In the light of our present specialized and depraved appetites we cannot imagine this torrens voluptatis (a torrent of joyful pleasure), and I warn everyone seriously not to try.
But it must be mentioned, to drive out thoughts even more misleading - thoughts that what is saved is a mere ghost, or that the risen body lives in numb insensibility. The body was made for the Lord, and these dismal fancies are wide of the mark.
Meanwhile the cross comes before the crown and tomorrow is a Monday morning. A cleft has opened in the pitiless walls of the world, and we are invited to follow our great Captain inside. The following Him is, of course, the essential point.
That being so, it may be asked what practical use there is in the speculations which I have been indulging. I can think of at least one such use. It may be possible for each to think too much of his own potential glory hereafter; it is hardly possible for him to think too often or too deeply about that of his neighbor.
The load, or weight, or burden of my neighbor's glory should be laid daily on my back, a load so heavy that only humility can carry it, and the backs of the proud will be broken. It is a serious thing to live in a society of possible gods and goddesses, to remember that the dullest and most uninteresting person you talk to may one day be a creature which, if you saw it now, you would be strongly tempted to worship, or else a horror and a corruption such as you now meet, if at all, only in a nightmare.
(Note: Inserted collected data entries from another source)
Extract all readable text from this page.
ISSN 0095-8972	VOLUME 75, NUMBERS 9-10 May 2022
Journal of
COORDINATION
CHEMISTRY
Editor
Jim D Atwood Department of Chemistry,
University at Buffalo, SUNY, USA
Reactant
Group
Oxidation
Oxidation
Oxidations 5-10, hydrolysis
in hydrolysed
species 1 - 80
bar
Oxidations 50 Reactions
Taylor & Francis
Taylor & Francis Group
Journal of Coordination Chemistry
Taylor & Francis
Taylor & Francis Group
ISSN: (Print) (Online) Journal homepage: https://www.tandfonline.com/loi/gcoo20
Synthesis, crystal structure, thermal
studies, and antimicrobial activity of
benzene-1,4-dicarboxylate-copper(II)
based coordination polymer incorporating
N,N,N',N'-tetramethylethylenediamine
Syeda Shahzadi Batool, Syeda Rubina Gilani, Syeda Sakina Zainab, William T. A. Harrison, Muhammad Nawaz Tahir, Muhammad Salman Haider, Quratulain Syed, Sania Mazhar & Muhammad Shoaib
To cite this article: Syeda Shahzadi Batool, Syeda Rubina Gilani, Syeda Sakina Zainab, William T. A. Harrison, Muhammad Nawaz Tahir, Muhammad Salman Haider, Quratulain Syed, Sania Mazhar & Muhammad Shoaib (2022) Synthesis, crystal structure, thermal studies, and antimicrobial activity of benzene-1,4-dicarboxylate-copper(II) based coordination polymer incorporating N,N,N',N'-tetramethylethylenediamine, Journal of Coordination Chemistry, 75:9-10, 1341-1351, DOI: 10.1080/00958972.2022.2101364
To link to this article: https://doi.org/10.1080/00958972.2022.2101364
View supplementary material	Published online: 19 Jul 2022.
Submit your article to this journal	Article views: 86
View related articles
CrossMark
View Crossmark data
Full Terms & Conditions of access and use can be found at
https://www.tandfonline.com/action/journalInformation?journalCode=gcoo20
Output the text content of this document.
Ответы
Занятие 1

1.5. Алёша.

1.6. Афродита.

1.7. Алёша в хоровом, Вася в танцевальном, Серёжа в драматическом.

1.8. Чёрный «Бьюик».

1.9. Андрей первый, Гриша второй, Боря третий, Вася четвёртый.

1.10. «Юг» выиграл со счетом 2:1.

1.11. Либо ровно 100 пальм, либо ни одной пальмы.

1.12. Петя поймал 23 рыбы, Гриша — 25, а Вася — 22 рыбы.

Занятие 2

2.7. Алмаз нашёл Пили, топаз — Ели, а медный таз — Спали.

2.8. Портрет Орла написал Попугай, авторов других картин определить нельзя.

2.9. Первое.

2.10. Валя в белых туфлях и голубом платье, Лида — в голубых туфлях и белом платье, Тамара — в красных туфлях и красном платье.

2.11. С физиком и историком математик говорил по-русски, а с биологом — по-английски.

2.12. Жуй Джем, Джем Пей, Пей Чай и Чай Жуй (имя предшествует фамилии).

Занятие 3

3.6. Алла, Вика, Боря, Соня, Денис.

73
All day long we are, in some degree, helping each other to one or other of these destinations. It is in the light of these overwhelming possibilities, it is with the awe and the circumspection proper to them, that we should conduct all our dealings with one another, all friendships, all loves, all play, all politics.
There are no ordinary people. You have never talked to a mere mortal. Nations, cultures, arts, civilization—these are mortal, and their life is to ours as the life of a gnat. But it is immortals whom we joke with, work with, marry, snub, and exploit - immortal horrors or everlasting splendors. This does not mean that we are to be perpetually solemn.
We must play. But our merriment must be of that kind (and it is, in fact, the merriest kind) which exists between people who have, from the outset, taken each other seriously—no flippancy, no superiority, no presumption.
nd our charity must be a real and costly love, with deep feeling for the sins in spite of which we love the sinner—no mere tolerance or indulgence which parodies love as flippancy parodies merriment.
Next to the Blessed Sacrament itself, your neighbor is the holiest object presented to your senses. If he is your Christian neighbor he is holy in almost the same way, for in him also Christ vere latitat—the glorifier and the glorified, Glory Himself, is truly hidden.